戦国中山王圓鼎を習う(69)「親率参軍」

《於虖、攸(悠)哉天其又(有)刑、于在厥邦。氏(是)以寡人、(委)賃(任)之邦、而去之游、亡遽惕之(慮)。昔者(吾)先祖(桓)王、邵考成王、身勤社稷、行四方、以□(憂)勞邦家。含(今) (吾)老賙(貯)、親䢦(率)參軍之衆、以征不宜(義)之邦、奮桴振鐸、闢啓封彊、方數百里、剌(列)城數十、克敵大邦。寡人庸其悳(徳)、嘉其力。氏以賜之厥命。》

《於虖(ああ)、悠なる哉。天其れ刑すること有り、厥(そ)の邦に在り。是れ以て寡人、之の邦を委任して、去りて之(ゆ)き游ぶも、遽惕(きょてき)の慮亡し。昔者(むかし)、吾が先祖桓王、邵考成王、身づから社稷に勤め、四方を行(めぐ)り、以て邦家に憂勞せり。今、吾が老貯、親しく参軍の衆を率ゐて、以て不宜(義)の邦を征し、桴を振ひ、鐸を振ひ、邦彊を闢啓すること、方數百里、列城數十、克(よ)く大邦に敵(あた)れり。寡人、其の徳を庸(功)とし、其の力を嘉(よみ)す。是れ以て之(これ)に厥(そ)の命を賜ふ。》

 

 」(親):[字通」には、「辛(しん)+木+見。神事に用いる木をえらぶために辛(針)をうち、切り出した木を新という。その木で新しく神位を作り、拝することを親という。〔説文〕八下に「至るなり」とし、また宀(べん)部の寴字条七下にも「至るなり」とあって同訓。寴は新しい位牌を廟中に拝する形で、金文には親を寴に作ることがある。父母の意に用いるのは、新しい位牌が父母であることが多いからであろう。その限定的な用義である。すべて廟中に新しい位牌を拝するのは、親しい関係の者であるから、親愛の意となり、また自らする意に用いる。」とあります。「親」として用いる中山国の篆書には他に「宀」と「新」からなる字もあります。

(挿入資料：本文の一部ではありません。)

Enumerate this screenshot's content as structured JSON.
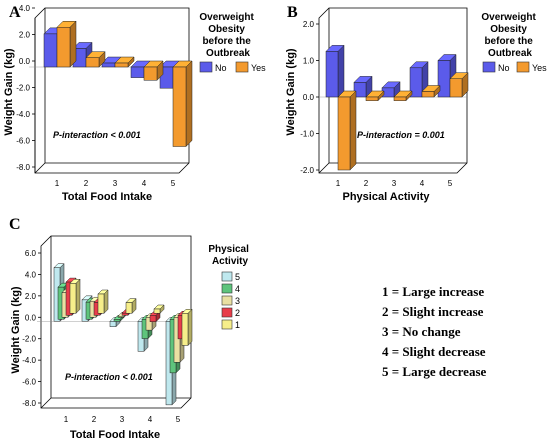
{
  "colors": {
    "no": "#5b5bea",
    "yes": "#f39a2e",
    "pa5": "#bfe8ee",
    "pa4": "#5ec47c",
    "pa3": "#e9e0a2",
    "pa2": "#e83d4a",
    "pa1": "#f6ee8a"
  },
  "chart_data": [
    {
      "panel_label": "A",
      "type": "bar",
      "title": "",
      "xlabel": "Total Food Intake",
      "ylabel": "Weight Gain (kg)",
      "ylim": [
        -8.0,
        4.0
      ],
      "yticks": [
        "4.0",
        "2.0",
        "0.0",
        "-2.0",
        "-4.0",
        "-6.0",
        "-8.0"
      ],
      "categories": [
        "1",
        "2",
        "3",
        "4",
        "5"
      ],
      "legend_title": "Overweight Obesity before the Outbreak",
      "legend_title_lines": [
        "Overweight",
        "Obesity",
        "before the",
        "Outbreak"
      ],
      "series": [
        {
          "name": "No",
          "values": [
            2.5,
            1.4,
            0.3,
            -0.8,
            -1.6
          ]
        },
        {
          "name": "Yes",
          "values": [
            3.0,
            0.7,
            0.3,
            -1.0,
            -6.0
          ]
        }
      ],
      "annotation": "P-interaction < 0.001"
    },
    {
      "panel_label": "B",
      "type": "bar",
      "title": "",
      "xlabel": "Physical Activity",
      "ylabel": "Weight Gain (kg)",
      "ylim": [
        -2.0,
        2.0
      ],
      "yticks": [
        "2.0",
        "1.0",
        "0.0",
        "-1.0",
        "-2.0"
      ],
      "categories": [
        "1",
        "2",
        "3",
        "4",
        "5"
      ],
      "legend_title": "Overweight Obesity before the Outbreak",
      "legend_title_lines": [
        "Overweight",
        "Obesity",
        "before the",
        "Outbreak"
      ],
      "series": [
        {
          "name": "No",
          "values": [
            1.25,
            0.4,
            0.25,
            0.8,
            1.0
          ]
        },
        {
          "name": "Yes",
          "values": [
            -2.0,
            -0.1,
            -0.1,
            0.15,
            0.5
          ]
        }
      ],
      "annotation": "P-interaction = 0.001"
    },
    {
      "panel_label": "C",
      "type": "bar",
      "title": "",
      "xlabel": "Total Food Intake",
      "ylabel": "Weight Gain (kg)",
      "ylim": [
        -8.0,
        6.0
      ],
      "yticks": [
        "6.0",
        "4.0",
        "2.0",
        "0.0",
        "-2.0",
        "-4.0",
        "-6.0",
        "-8.0"
      ],
      "categories": [
        "1",
        "2",
        "3",
        "4",
        "5"
      ],
      "legend_title": "Physical Activity",
      "legend_title_lines": [
        "Physical",
        "Activity"
      ],
      "series": [
        {
          "name": "5",
          "values": [
            5.0,
            2.0,
            -0.5,
            -2.8,
            -7.8
          ]
        },
        {
          "name": "4",
          "values": [
            3.0,
            1.6,
            -0.2,
            -1.8,
            -5.0
          ]
        },
        {
          "name": "3",
          "values": [
            2.3,
            1.5,
            0.1,
            -1.2,
            -4.2
          ]
        },
        {
          "name": "2",
          "values": [
            3.1,
            1.2,
            0.2,
            -0.6,
            -2.2
          ]
        },
        {
          "name": "1",
          "values": [
            2.8,
            1.8,
            1.0,
            0.4,
            -3.0
          ]
        }
      ],
      "annotation": "P-interaction < 0.001"
    }
  ],
  "key": {
    "items": [
      "1 = Large increase",
      "2 = Slight increase",
      "3 = No change",
      "4 = Slight decrease",
      "5 = Large decrease"
    ]
  }
}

」(率):2回目です。水にさらした糸束を絞っている形「率」(固定する横木は省略)に「辶」が加えられていて、「ひきいる」意となります。前回の例よりも行人偏の下部を長く表現しています。

「參」:西周金文は、巫女の頭部にある3本の簪が明らかな字形です。[字通]によれば「厽(るい)+㐱(しん)。厽は三本の簪(かんざし)の玉の光るところ。㐱は人の側身形に彡(さん)を加えて、人の鬒髪(しんぱつ、黒髪のこと)の長いさま。」とありますが、「㐱」は側身形にした身体から放たれる光彩を表現したものと思われます。楚簡には側身形の左右に4点を対称に、周囲へ光彩を放つように配しています。中山篆はその4点を2つの渦紋に替えた表現です。

「軍」:「勹」(ほう)と「車」からなる字です。白川静は金文では「勹」を軍旗のなびく様としています。それに従えば、上部の短い2本の横画は「中」にもみられるような吹き流しではないかとも想像できます。ただ、一方で金文には「勤」など耜(すき)をあらわす「力」と近似したものがあり、この中山国の篆書はそれに類する系統であり、あるいは武具の一種ではと思わせる姿をしています。